What is metfile? Note that jq is for streaming ndjson data, whereas fromJSON reads a single json objects, so they do completely different things.
@jeroen sorry the metfile is the sample from a previous comment ... here is the broken query with the missing download step required to generate the metfile
metfile <- 'met.json'
download.file('https://www.dropbox.com/s/qzzn13e77bz5k8y/2018-01-05_16-40-48_environmentlogger.json',
destfile = metfile)
jq(file(metfile), ".spectrum[1]")
but ... now I see that this is not ndjson, which is the source of my confusion. Sorry!
I'm using '.map()'
, but I realized in your comment above that jq is expecting ndjson, while I'm passing a large array. In the command line, I use --stream
to convert the single large array to ndjson before using a filter, like so:
curl https://dl.dropboxusercontent.com/s/b6cvwndezgpyiyi/test.json | jq --stream 'fromstream(1|truncate_stream(inputs)) | .mpg'
I'm not sure if using the connection in your case supposed to be equivalent to this.

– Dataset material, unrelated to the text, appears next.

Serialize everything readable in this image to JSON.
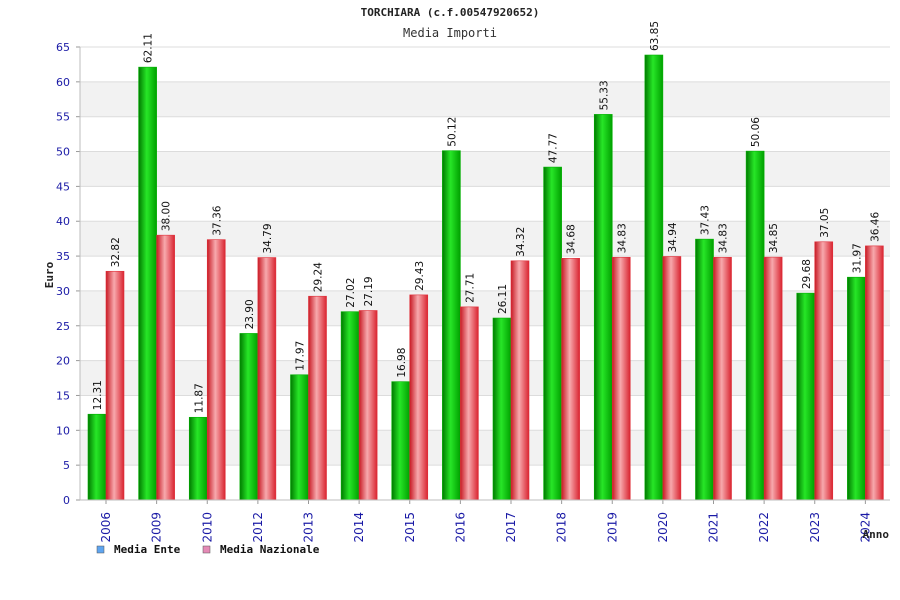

If I use 'fromstream(1|truncate_stream(inputs)) | .mpg'
in jq()
in R I get no output.
Interesting, let's see if I can pass that flags somewhere. One sec.
I added a stream
parameter to jq_flags()
. I think this is similar to --stream
. Can you try this?
Hmm I think there is another problem that I am internally using readLines()
but your json doesn't have any linebreaks. I'll have to look into this more closely.